SNIP regions or repeat might appear inside variable zones of gene of new individual if primer arrangement was not tested with enough cases before. Maybe primers design-arrangement should be checked again if your controls amplify normally.

If you have access to a temperature gradient PCR, try optimizing the temperature and MgCl2 concentrations (try a range of concentrations from 0.5 to 5.0 mM for each temperature).  This often helps

I tried to vary MgCl2 amount yesterday. This image shows the result. I did not use negative control (so I am not sure right now whether well number 3, 4 and 6 is showing me real band or primer dimer). MOST PROBABLY those 3 wells have real bands in my onion. I do not have expected size because these primers are designed from HiSeq sequences. What do you guys think? Thanks much for suggestions :))

Dear Niraj

Cross-amplification amongst the species is always an issue with respect to SSR markers and so you can design and try multiple primers (priming regions of the same flanking regions) for a single marker as you are looking for only 5 markers. Also suggest you to increase your template DNA concentration along with the denaturation time.

Good Luck

If in doubt, you could always sequence those PCR products to see if they contain the expected SSR..This might also help desing a primer with more specific 3 prime ends

It is possible that you still need to do some adjustment of the PCR conditions for samples that do not amplify. You should try to move/change each componenet of your PCR. You should try to change e.g. amount of template DNA, number of cycles, amount of polymerase, try also different polymerases and so on. If you will not notice any improvement, then it is probable that you have „null alleles“ in those species for those loci. It is possible that there is a mutation on the primer-site region (one or more nucleotides are changed and the primers are not perfectly complementary to DNA strands). Than the PCR is not successful. If this is your case, you will not get the products from those loci. Or, you can try to design new primers with several degenerate nucleotides at different position.

You could try to lower the anneal temperature to something very low (e.g., 40 or less). That is an approach I often use to see if I can get any amplicon when I consistently get no amplicons.

Hello Niraj,

Padmakar is right. Transferability of SSR markers between species is not always good. As far as I know it may work within a plant genus (or maybe even within a family), but for fungi SSRs are more species specific. Without knowing your target organism it's difficult to answer more specifically. You might want to look up some info in the literture about SSR compatibility in the species you are working with. It may turn out that new markers will be needed rather than investing effort in PCR optimisation.

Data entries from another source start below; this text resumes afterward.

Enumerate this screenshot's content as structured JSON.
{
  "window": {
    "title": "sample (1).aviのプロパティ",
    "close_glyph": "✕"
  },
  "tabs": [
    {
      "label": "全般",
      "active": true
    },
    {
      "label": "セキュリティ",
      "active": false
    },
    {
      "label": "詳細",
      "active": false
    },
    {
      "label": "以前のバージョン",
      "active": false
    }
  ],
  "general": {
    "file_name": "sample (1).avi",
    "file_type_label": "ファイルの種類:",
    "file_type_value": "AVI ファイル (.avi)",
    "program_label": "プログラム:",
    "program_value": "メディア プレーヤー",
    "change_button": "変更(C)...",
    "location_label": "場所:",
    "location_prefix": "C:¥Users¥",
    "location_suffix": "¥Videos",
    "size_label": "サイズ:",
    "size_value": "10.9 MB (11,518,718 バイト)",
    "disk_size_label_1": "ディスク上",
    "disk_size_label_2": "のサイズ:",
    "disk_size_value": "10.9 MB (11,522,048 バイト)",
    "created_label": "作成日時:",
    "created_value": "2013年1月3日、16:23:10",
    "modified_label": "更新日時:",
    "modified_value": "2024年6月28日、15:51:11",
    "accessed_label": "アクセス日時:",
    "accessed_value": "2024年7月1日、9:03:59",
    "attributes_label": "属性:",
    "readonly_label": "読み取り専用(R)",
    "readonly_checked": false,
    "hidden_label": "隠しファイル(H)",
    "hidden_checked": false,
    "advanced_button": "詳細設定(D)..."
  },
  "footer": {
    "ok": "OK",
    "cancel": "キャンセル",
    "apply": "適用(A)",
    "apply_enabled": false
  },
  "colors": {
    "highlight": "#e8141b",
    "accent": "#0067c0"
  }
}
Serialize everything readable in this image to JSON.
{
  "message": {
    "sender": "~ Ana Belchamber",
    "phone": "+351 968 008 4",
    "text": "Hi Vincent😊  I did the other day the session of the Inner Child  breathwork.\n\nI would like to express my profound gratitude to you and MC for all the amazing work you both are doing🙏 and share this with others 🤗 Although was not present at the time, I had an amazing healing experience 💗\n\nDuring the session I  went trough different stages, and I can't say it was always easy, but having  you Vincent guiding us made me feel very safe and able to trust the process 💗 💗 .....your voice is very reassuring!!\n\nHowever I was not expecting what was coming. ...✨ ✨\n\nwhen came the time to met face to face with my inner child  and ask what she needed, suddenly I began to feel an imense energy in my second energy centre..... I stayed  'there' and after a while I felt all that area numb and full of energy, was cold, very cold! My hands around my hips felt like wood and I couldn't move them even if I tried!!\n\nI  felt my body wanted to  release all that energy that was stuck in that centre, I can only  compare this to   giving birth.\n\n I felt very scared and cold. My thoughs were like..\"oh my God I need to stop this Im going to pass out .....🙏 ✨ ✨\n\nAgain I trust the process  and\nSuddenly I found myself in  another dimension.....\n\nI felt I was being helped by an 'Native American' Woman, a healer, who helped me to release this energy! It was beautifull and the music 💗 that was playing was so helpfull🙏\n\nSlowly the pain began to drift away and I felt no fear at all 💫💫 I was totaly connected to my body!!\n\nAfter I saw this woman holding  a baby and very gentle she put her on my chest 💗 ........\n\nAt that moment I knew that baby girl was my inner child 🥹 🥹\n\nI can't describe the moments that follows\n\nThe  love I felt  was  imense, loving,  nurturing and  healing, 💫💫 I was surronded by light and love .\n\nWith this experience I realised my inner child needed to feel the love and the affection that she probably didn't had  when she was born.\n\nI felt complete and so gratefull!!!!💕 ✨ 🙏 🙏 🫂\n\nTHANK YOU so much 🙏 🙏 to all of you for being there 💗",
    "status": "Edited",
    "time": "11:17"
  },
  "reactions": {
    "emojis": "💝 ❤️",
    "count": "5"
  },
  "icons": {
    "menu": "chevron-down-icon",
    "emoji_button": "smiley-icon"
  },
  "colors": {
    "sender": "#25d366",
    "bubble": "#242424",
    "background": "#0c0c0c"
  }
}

The comments from both Anders and Zoltan are spot on.  I would try Anders suggestion but I would not be too surprised if amplification was still non-existent in the more distantly related species.  You mentioned HiSeq sequences and primer design.  You should still have an idea of expected size (given you've designed primers that flank the SSR) but were the sequences only for a primary target species or do you have consistently sequenced regions among some of your taxa?  If the latter, how do they align and how conserved are your primers?  This might help you should primer design need to be reconsidered for additional taxa.

Clearly you have annealing issues. I would guess that there is a mutation in the flanking region where the primers should anneal. Can you design species-specific primers?